The YouTube version of Collateral Murder and others available online have been the all-time biggest audience builders – such is the worldwide interest and insatiable thirst for genuine information. It is peculiar that anyone should object so strongly and particularly anomalous that the US government has not published their own version, since there are alleged to be such distortions in Assange’s edited version. It is both incomprehensible and unforgivable that the video has not been given to Reuters, whose correspondents were real human beings, not just “two more brushstrokes in a landscape of despair”. On this issue, Birmingham is silent.
Un-embedded journalists have been repeatedly targeted by both insurgents and US forces in order to silence them or destroy their stories, the most notorious being the use of a battle tank in April 2003 to attack the Palestine Hotel room in which Al Jezeera journalists were staying, causing the death of Ayyoub, a Jordanian and wounding of Al-Jazeera cameraman Zouhair Nadhim. This too was not troubling Birmingham’s mind.
Birmingham enlists New York Times consultant, Jay Rosen, who speaks from the ‘old media’ standpoint when he says of WikiLeaks:
“We find the state, which holds the secrets but is powerless to prevent their release; the stateless news organization, deciding how to release them; and the national newspaper in the middle, negotiating the terms of legitimacy between these two actors…If you’re a whistle blower with explosive documents, to whom would you rather give them? A newspaper with a terrestrial address organized under the laws of a nation that could try to force the reporter you contacted to reveal your name, and may or may not run the documents you’ve delivered to them online … or WikiLeaks, which has no address, answers no subpoenas and promises to run the full cache if they can be verified as real?”

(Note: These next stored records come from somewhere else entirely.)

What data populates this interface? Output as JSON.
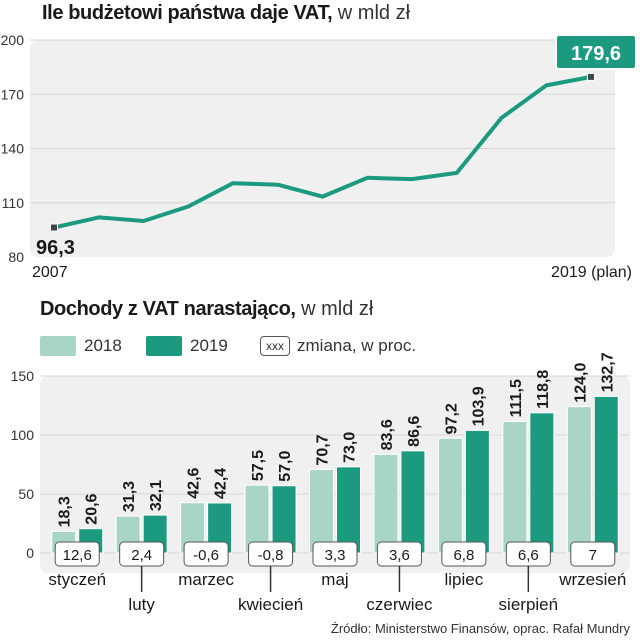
{
  "top_title": {
    "bold": "Ile budżetowi państwa daje VAT,",
    "unit": " w mld zł"
  },
  "bottom_title": {
    "bold": "Dochody z VAT narastająco,",
    "unit": " w mld zł"
  },
  "legend": {
    "s2018": "2018",
    "s2019": "2019",
    "change_box": "xxx",
    "change_label": "zmiana, w proc."
  },
  "source": "Źródło: Ministerstwo Finansów, oprac. Rafał Mundry",
  "colors": {
    "light_teal": "#a9d5c8",
    "dark_teal": "#1b9a80",
    "panel": "#f0f0f0",
    "grid": "#d6d6d6"
  },
  "chart_data": [
    {
      "type": "line",
      "title": "Ile budżetowi państwa daje VAT, w mld zł",
      "x": [
        2007,
        2008,
        2009,
        2010,
        2011,
        2012,
        2013,
        2014,
        2015,
        2016,
        2017,
        2018,
        2019
      ],
      "x_tick_labels": [
        "2007",
        "2019 (plan)"
      ],
      "y": [
        96.3,
        101.9,
        99.9,
        107.9,
        120.8,
        120.0,
        113.4,
        123.8,
        123.1,
        126.5,
        156.9,
        174.9,
        179.6
      ],
      "ylim": [
        80,
        200
      ],
      "yticks": [
        80,
        110,
        140,
        170,
        200
      ],
      "labels": {
        "first": "96,3",
        "last": "179,6"
      },
      "grid": true
    },
    {
      "type": "bar",
      "title": "Dochody z VAT narastająco, w mld zł",
      "categories": [
        "styczeń",
        "luty",
        "marzec",
        "kwiecień",
        "maj",
        "czerwiec",
        "lipiec",
        "sierpień",
        "wrzesień"
      ],
      "series": [
        {
          "name": "2018",
          "values": [
            18.3,
            31.3,
            42.6,
            57.5,
            70.7,
            83.6,
            97.2,
            111.5,
            124.0
          ],
          "labels": [
            "18,3",
            "31,3",
            "42,6",
            "57,5",
            "70,7",
            "83,6",
            "97,2",
            "111,5",
            "124,0"
          ]
        },
        {
          "name": "2019",
          "values": [
            20.6,
            32.1,
            42.4,
            57.0,
            73.0,
            86.6,
            103.9,
            118.8,
            132.7
          ],
          "labels": [
            "20,6",
            "32,1",
            "42,4",
            "57,0",
            "73,0",
            "86,6",
            "103,9",
            "118,8",
            "132,7"
          ]
        }
      ],
      "change_pct": [
        "12,6",
        "2,4",
        "-0,6",
        "-0,8",
        "3,3",
        "3,6",
        "6,8",
        "6,6",
        "7"
      ],
      "ylim": [
        0,
        150
      ],
      "yticks": [
        0,
        50,
        100,
        150
      ],
      "grid": true,
      "legend": "top-left"
    }
  ]
}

This is the same New York Times that won a legal case to uphold its right to publish the Pentagon Papers that Daniel Ellsberg leaked. This is also the New York Times in which Anthony Lewis infamously wrote, "The early American decisions on Indochina can be regarded as blundering efforts to do good. But by 1969 it was clear to most of the world - and most Americans - that the intervention had been a disastrous mistake". What? Ten years of planning and preparing for war, and it was just a mistake? What will be Birmingham’s verdict on the current wars?
Finally, the ambush that Birmingham has prepared, the punch line of his article, the finishing brushstrokes are in his final words:
“Why link to Assange’s 16 pages of first-hand reports … Unless, of course, you are a Taliban commander looking for names to add to your death list”.
Yet Birmingham has no evidence that the Obama Pentagon genuinely held concerns for their interpreters, fixers and collaborators. Nor has any evidence been produced showing harm to these people as a result of the leaks. In fact, the US government has frequently refused sanctuary to such people, as did the Howard government in Australia.
The adherence to US government ‘talking points’ by Birmingham includes all of the gratuitous Assange family information, as though a child could be responsible for having a violent father, which then obliged his mother to move 37 times. Such information has nothing to do with government secrecy or dishonesty; nothing to do with the illegality of the wars; nothing to do with WikiLeaks, not information in the public interest and has no place in a distinguished journal that is said to be a rather long way uphill from the Sydney and Melbourne tabloids.